The essence of government, the later Roman emperors who resided in Rome used to say, is panis et circenses: “bread and circuses.” This can be used as a metaphor for the lives of most of my fellow citizens as well.
Let panis exemplify provision of the basic necessities — and some of the luxuries as well — which we need to survive and thrive. Most of us work, and work hard, for those items, such as food and protection from inclement weather. When my average fellow citizen comes home from the day’s labors, he typically does not wish to be informed; he wishes to be entertained, and that’s where the circuses come in.
It is widely known among friends and family that I am not a fan of collegiate or professional sports. I’m not completely uninformed: nasty creatures though they are, I’m sure the badgers will do fine during the season, since they are government-protected and people can’t hunt them. As for the bucks, they’ll have to take their chances during the deer hunting season. My “circus” is politics. I’m not a professional; I earned my living doing other things. But I do follow avidly the national and state races, and in my own small way, participate as well. One thing I do know about the NFL and the NCAA: They have established rules for the game which all member teams must follow if the game is to be meaningful.
Our political system is utterly dependent on a watchful, informed electorate, firmly rooted in the rich soil of biblical orality and ethics. And that is what is severely lacking now, I’m afraid. Jonah Goldberg provides a striking metaphor for the political equivalent of the NFL — our constitutional order:
The Constitution is a bit like the blueprint for a hedge maze. It lays out on paper the paths for the travelers who trod through it. But the Constitution itself is not a hedge. Those plants grow from the ground up, rooted in the soil. The blueprint “works” because the hedges do their part. But what if the hedges start to die from lack of care? When big holes in the green walls appear, shortcuts will become all the more tempting. And when the hedges disappear altogether, people will start walking as the crow flies, taking the shortest course to their desired destination.
The Founders made any number of assumptions about the country they were imposing the Constitution upon. Among the most significant, however, was that the people themselves were constrained by the requirements of virtue, a fear of shame, and the belief that the fear of an all-knowing, all-seeing God would help regulate the society. These were the hedges of the new garden of liberty that the Founders were constructing.
There have always been and always will be scandals, because there are scoundrels who think they can outsmart the system. If such people as FDR and JFK got away with their actions for a little while, it was because the press at the time colluded with them. Being eminent fans of the New Deal and the New Frontier, they knew that if the general public heard some of the things they knew, the would not stand for it. This tells us much about the propensities of the establishment press, but it also reveals volumes about the people in that semi-mythological time when America was great, to which the Trump administration hearkens back.
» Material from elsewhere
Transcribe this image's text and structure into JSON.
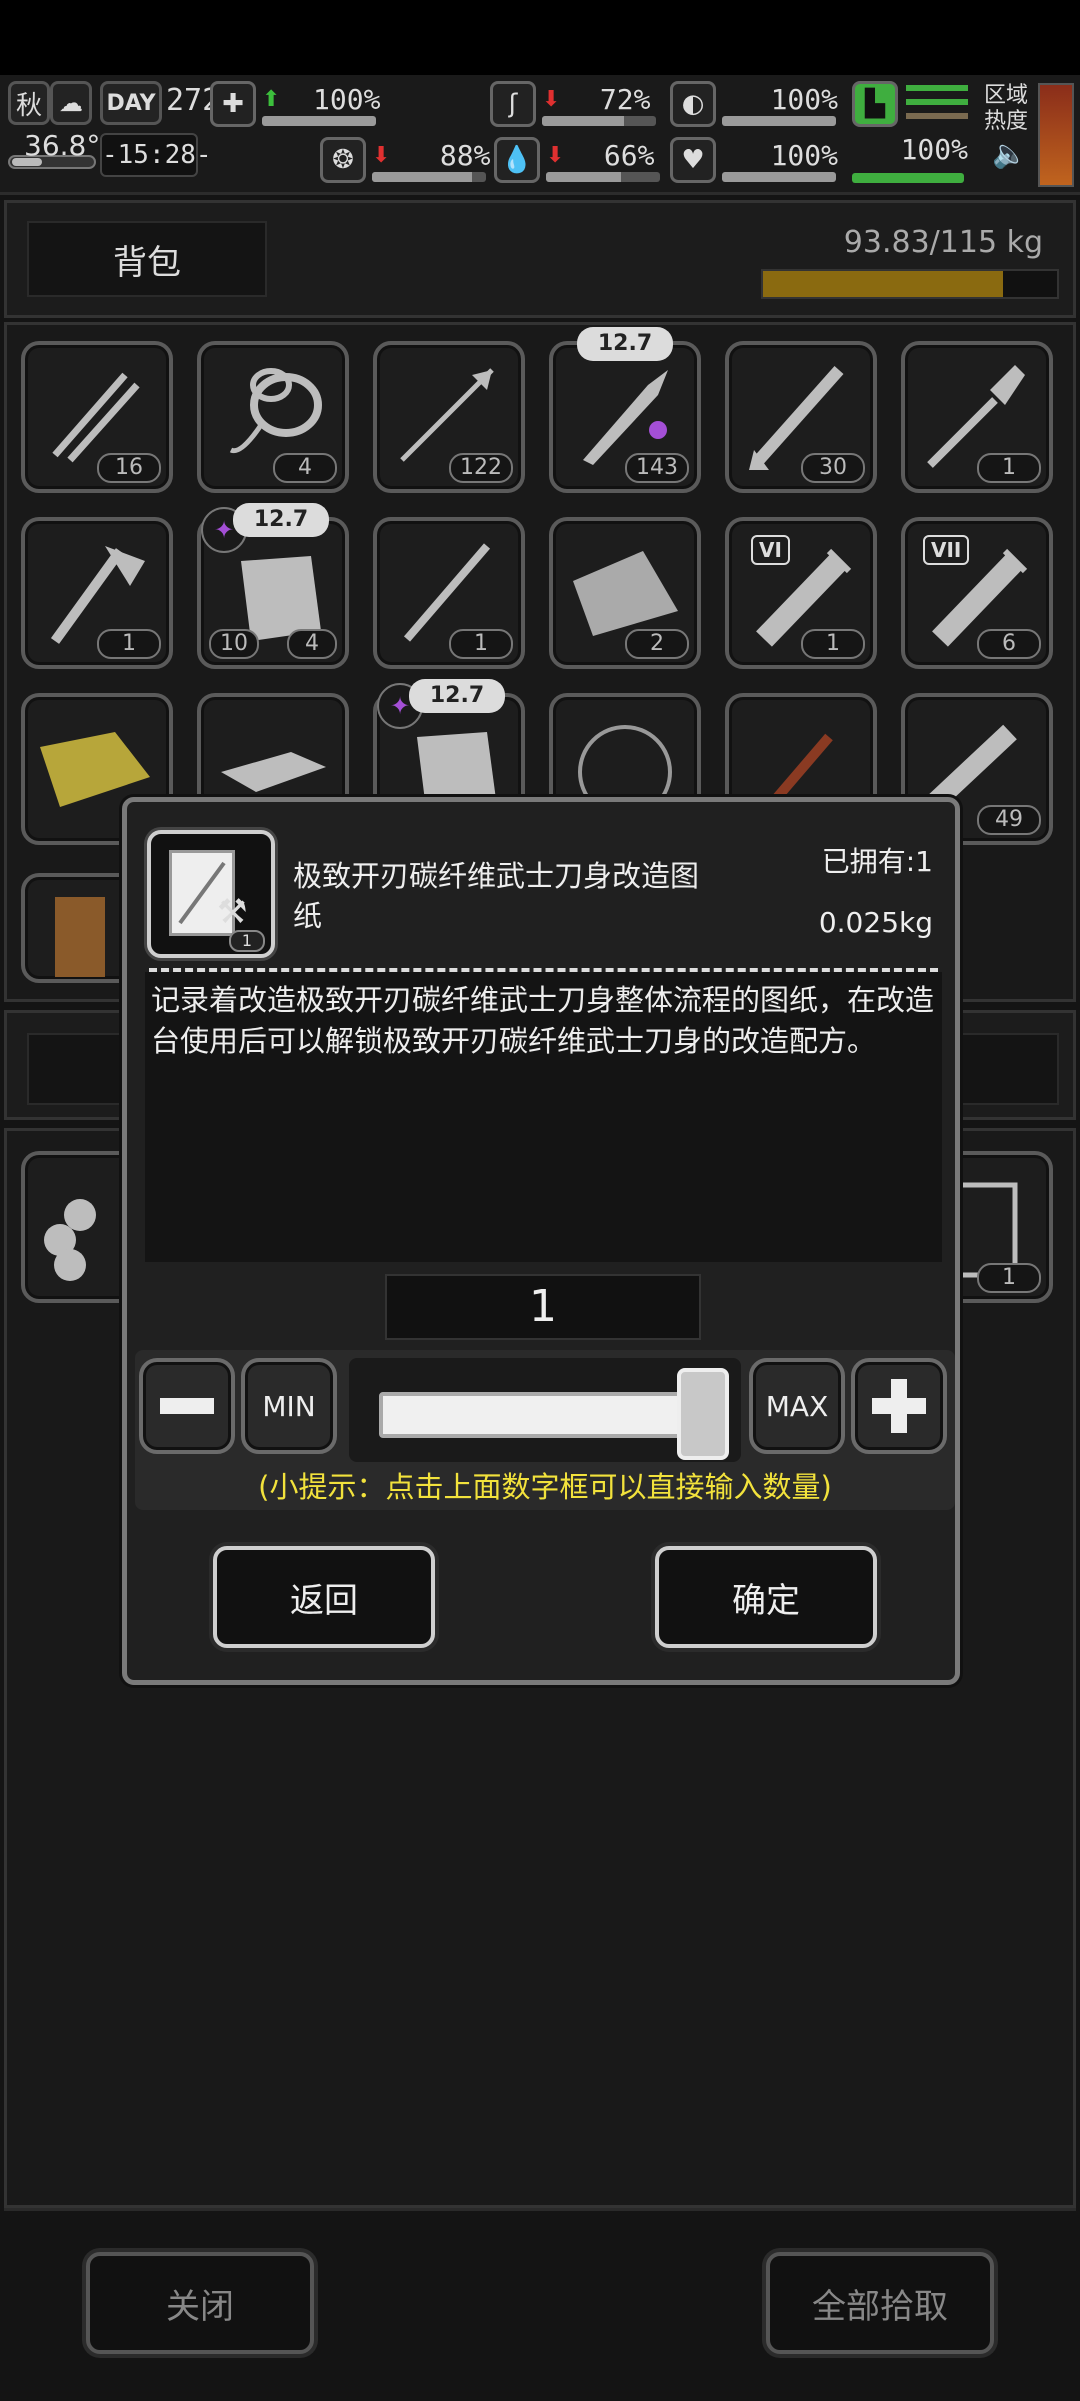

But beginning with the Clinton administration, things began to change.
Unlike Kennedy, Bill Clinton happily flouted the rules in public, and gleefully in the most shameless, blatant, and obvious manner, lied to the country at large. Yet a plurality of the electorate didn’t care, and elected and re-elected him, and nearly elected his equally shameless wife-of-convenience in the last election.
Clearly some of the hedges are now brown, and easily passed through or walked over.
I am not a “never Trumper,” because that would require a denial of reality. We have one president at a time, and for better or worse, that president is Donald J. Trump. I want him to succeed because I want this country to succeed. I won’t deny that he has performed better than we had any right to expect, and many of his policies are reasonable and correct.
But I can’t help noticing that many of the people who bayed for Clinton’s blood over what once would have been shocking scandals involving Juanita Broaddrick, Paula Jones, Catherine Willey, Gennifer Flowers, Monica Lewinsky, and many others now use Clinton’s ill behavior as a precedent. Many proclaim piggish behavior by Trump to be beyond criticism, immediately asking: “What about Clinton?”
Let’s forget Clinton for a moment (I wish we could forever); does anyone remember his parents telling him two wrongs don’t make a right?
We used to be better than this. Republicans have had their share of political scandals too, but we used to send our Bob Packwoods packing. Ditto Trent Lott, and Livingston, and Craig, and Cunningham. We didn’t tolerate that sort of behavior, neither the sexual matters nor the political corruption.
Unless we’re prepared to concede that what remains of the hedges is only for us little people, neither Clinton nor Trump should be allowed to get away with it.
What we need is some political and spiritual gardeners to restore those old hedges, so that our commitment to virtue, the sense of shame, and the fear of God will once again demand it of us. As it appears that the current crop of church leaders aren’t up to the job, I guess it is up to us if we want the republic to survive in recognizable form.
Let’s start with this one: When I was young, not all that long ago, boys and girls were exactly the same as they are now, and sought the same things. But our mothers beat into the heads of the girls to hold out for the marriage license, and most of them did. What has happened? Why didn’t those mothers of my generation do the same? Clearly they failed, if they tried. Why? What has produced the sex-drenched electorate which permits a Bill Clinton or a Donald Trump to cavort in so shameless a fashion?